Jim Cramer's 10 Lucrative Themes for 2013
NEW YORK (Real Money) -- Every year we see some themes that seem to transcend everything out there. These themes are like rising tides: They seem to take up all boats in the water, even ones that aren't nearly as sturdy as boats stuck in still waters or tides that are ebbing.
Last year was a bountiful year, with the S&P 500 up 16%, including reinvested dividends. Yet it would have almost seemed like a down year if you'd listened to the chatter, or read the papers, or did anything that amounted to a superficial following of the market.
In short, it seemed market commentators, pundits and hedge-fund managers decided to leave their senses and focus only on Washington. This became the controlling issue in the discourse. It seemed like the main event. But in reality -- meaning actual stock performance -- it was a sideshow. The prevailing themes, the ones that stand out, are quite obvious from looking at the charts, and they've totally trumped any stress from the Capitol.
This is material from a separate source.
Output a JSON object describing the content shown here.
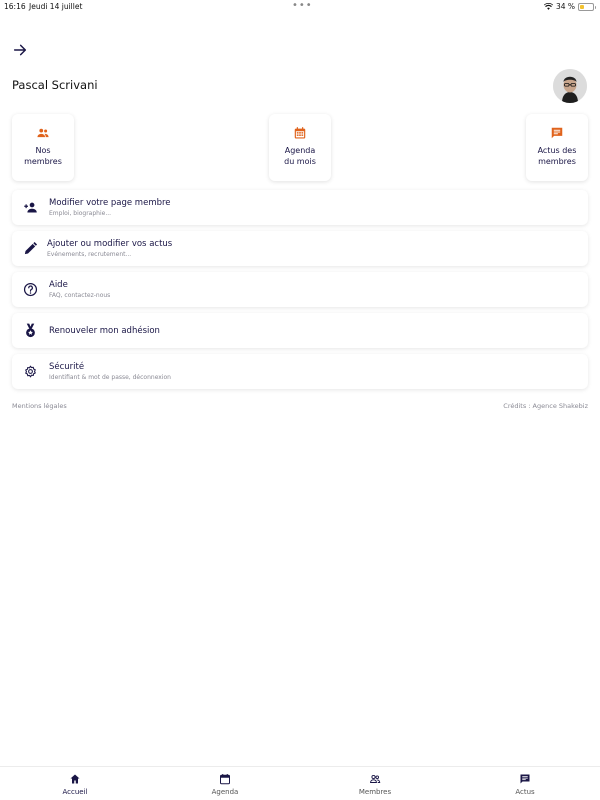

That brings me to a thought regarding the next Washington crisis. We are totally right to stay focused on these various crises -- but only because, in a tactical sense, they create buying opportunities. As I look through the charts for 2012, I am amazed at how many opportunities appeared not from the companies themselves, but from Washington's shenanigans and election worries. In fact, I think 2012 will turn out to be the year when we began to see a pattern: You buy on Washington-inspired dips and you trim when it looks like Washington has its act together, which we know it doesn't.
It's pretty simple: What's good for business is anything but Washington, with the exception of the much-scorned Fed chief Ben Bernanke, who is still providing rocket fuel for some of these trends. What's bad for stocks is anyone inside the Beltway -- Republican, Democrat, doesn't matter.